So I know many of you know that we lost Ippo (our dog) last month. But the last three months have been rough. My hubs traveling on and off, injuries preventing me from getting my butt out and doing any kind of training, depression settling in during the month of August hit hardest. I gained a lot of weight from where I had been. I mean a LOT of weight in a very short time. I gained 30 pounds in 3 months from stress eating and limited exercise.
The last three months has been painful and enlightening all at the same time. I realized just how strong I am and how capable I am of getting my sh*t together when I need to.
Running is HARD for me, stress eating is EASY for me to fall back into. And running, or run training (run/walk/run method – thank you Jeff Galloway) is exactly what keeps me from stress eating. Moving my body lets me get in touch with what my body needs, and what it doesn’t need. Run training releases those endorphin’s that make you feel alive and free your mind of the things that stress you out.
I have been blessed with meeting and knowing some amazing groups of people within the running community. They inspire me every day to be a better me. And during the crappy last few months I’ve been going through, although I neglected myself, neglected these groups, but I still listened to them. I still saw their stories of triumph over adversity.
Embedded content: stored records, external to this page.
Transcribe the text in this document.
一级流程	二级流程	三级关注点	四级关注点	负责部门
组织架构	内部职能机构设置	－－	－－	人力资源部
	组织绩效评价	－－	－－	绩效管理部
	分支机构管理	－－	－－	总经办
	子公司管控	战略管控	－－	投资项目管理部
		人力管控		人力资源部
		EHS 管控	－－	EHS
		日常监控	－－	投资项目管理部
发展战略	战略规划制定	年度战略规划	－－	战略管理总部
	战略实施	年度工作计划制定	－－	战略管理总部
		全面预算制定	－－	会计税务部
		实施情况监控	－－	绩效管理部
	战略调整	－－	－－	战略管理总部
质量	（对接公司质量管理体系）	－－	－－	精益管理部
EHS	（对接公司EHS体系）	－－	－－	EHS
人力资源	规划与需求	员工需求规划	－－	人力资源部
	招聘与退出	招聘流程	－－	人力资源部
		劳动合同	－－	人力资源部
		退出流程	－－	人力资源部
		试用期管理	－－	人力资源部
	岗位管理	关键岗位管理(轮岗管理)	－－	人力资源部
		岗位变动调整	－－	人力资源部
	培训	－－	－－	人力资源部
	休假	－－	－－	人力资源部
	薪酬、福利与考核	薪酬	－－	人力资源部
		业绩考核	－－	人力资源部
Of reaching new goals, of exceeding their limitations. The running community is filled with some of the best humans you could ever want to encounter. They lift you up when you need it and cheer you on enthusiastically every step of the way. Them along with a handful of amazing friends old and new and in-laws that I adore, I look forward to October and all the plans and goals I am setting!
Running is hard for me. And I love that fact. It challenges me to be better, to do more, to want more. So to INKnBURN, the RWB, RunJunkEes, the Running Turtles, and to Hogwarts
Running Club thank you!! Thank you for being amazing and challenging and there to learn from and to share with, even when I am sitting the sidelines quietly. Because even then, you teach me about me.
I can now fit back into my InB and am back at training again. I crawled out of that rabbit hole and am feeling alive and grateful to be back on track again!
And if you are out there lost down a rabbit hole like I was, because of stress, or loss, or bad self image, or fear, etc… find a group, something you are passionate about and throw yourself head first into it. At fist you may feel like you’re faking it. guess what, you are! But in time you will feel alive again. Full of hope and goals. Ready to set your soul on fire and challenge yourself to what’s hard for you to do.